Oregon's New Abortion Law Protects Women's Health In The Age Of Trump
2017 too often seems like a hellish alternative timeline, the Berenstain Bears universe gone horribly wrong -- especially for women and transgender individuals.
The AHCA and BCRA (House and Senate versions, respectively, of the healthcare bill, aka Trumpcare) would be disastrous for women's health -- restricting access to contraception by dropping coverage and making it prohibitively expensive; restricting access to abortion; defining sexual assault, domestic abuse, and pregnancy as pre-existing conditions; and allowing states to waive coverage of pregnancy and preventative services.
Trumpcare would strip all Medicaid funding from Planned Parenthood for one year and $22 billion from the clinic's budget over the course of a decade, making access to care all but impossible for many women and gender nonconforming individuals.
And while a Senate vote has been delayed, conservative states are still passing restrictive reproductive laws, leading women to protest legislative sessions dressed as handmaids from The Handmaid's Tale.
But some blue states are leading the charge to protect reproductive rights.
The Oregon State Legislature just passed the Reproductive Health Equity Act (RHEA), which guarantees access to reproductive healthcare for all women and gender nonconforming individuals in the state of Oregon. It is the second state, after California, to do so.
Grayson Dempsey, the executive director of National Abortion Rights Action League (NARAL) Pro-Choice Oregon, stated in a press release,
As states across the country are stripping women of reproductive health services and coverage, Oregon is leading the way in not only protecting the right to legal abortion but in expanding coverage to ensure that no one is denied access to vital reproductive health services, from contraception to postpartum care.

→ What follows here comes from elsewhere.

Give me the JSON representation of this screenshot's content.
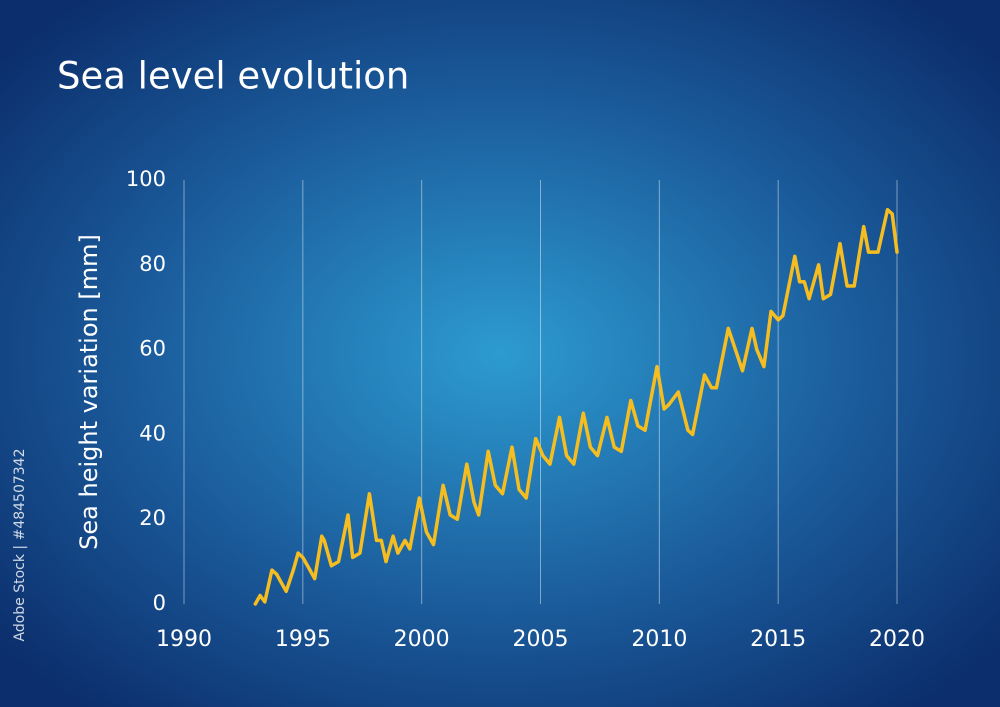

Among the most controversial -- but most essential -- aspects of the bill: the RHEA will require state-funded coverage of no-cost abortion for women in Oregon despite citizenship status. Women with private insurance companies that do not cover the procedure based on religious beliefs would also be covered, and women whose high deductibles make the procedure too pricy will also be covered. The bill additionally prevents legislators from preventing abortion coverage by private insurers in the future.
But the bill isn't just about codifying the protection of legal abortion: Coverage of cancer screenings, STI screenings, prenatal and postnatal care is guaranteed. The bill will also protect access to preventative care and contraception for women, trans individuals, and gender-nonconforming individuals. Protections for trans people is especially important, as gaining access to healthcare is often difficult and even dangerous.
It's a stark departure from both versions of Trumpcare -- and the national conversation around women's health care, which has been contentious and even downright vitriolic.
Just recently, self-proclaimed alt-right "philosopher" Stefan Molyneux tweeted about birth control in a manner that highlights the (often willful) misunderstandings at the heart of this debate:
In other words, it's the morality clause: Birth control shouldn't be covered because it's "immoral," and if you're "too poor" to afford it, that's your own fault. It shouldn't be covered because it's a matter of personal responsibility and a personal choice to have sex. And if you have sex, you run the risk of getting pregnant, too bad.
What Molyneux's argument misses is that poverty isn't a personal choice, and it's not a moral failing. Being in a certain tax bracket doesn't mean that you should be cut off from access to health care.
He's also wrong on a more pragmatic level: Birth control is often used for medical purposes, such as managing endometriosis and Polycystic Ovarian Syndrome (PCOS). So birth control is health care, and denying coverage to women with these conditions based on the moralistic idea that they don't deserve birth control if they can't afford it is deplorable.
But even if women are using birth control for the purpose of preventing pregnancy, that should be applauded. Ostensibly, alt-right trolls like Molyneux (or anti-abortion politicians like Kentucky Senator Mitch McConnell) want to decrease the number of abortions. And with access to contraception at an all-time high, the number of abortions has hit the lowest rate since the passage of Roe v. Wade.
Oregon's health protections bill would most likely lower the unplanned birth rate, which costs taxpayers upwards of $21 billion per year, according to the Washington Post. It will certainly prevent women who are not ready to be mothers from carrying the emotional and economic burden of unplanned pregnancies, which can negatively affect maternal mental health.
The bill also guarantees preventative care for individuals across gender identities and citizenship status, which lowers healthcare costs and preventable deaths.
And so, Oregon's RHEA is not only a matter of justice, guaranteeing equity for women, transgender people, and gender-nonconforming people across income brackets -- it's good economic policy.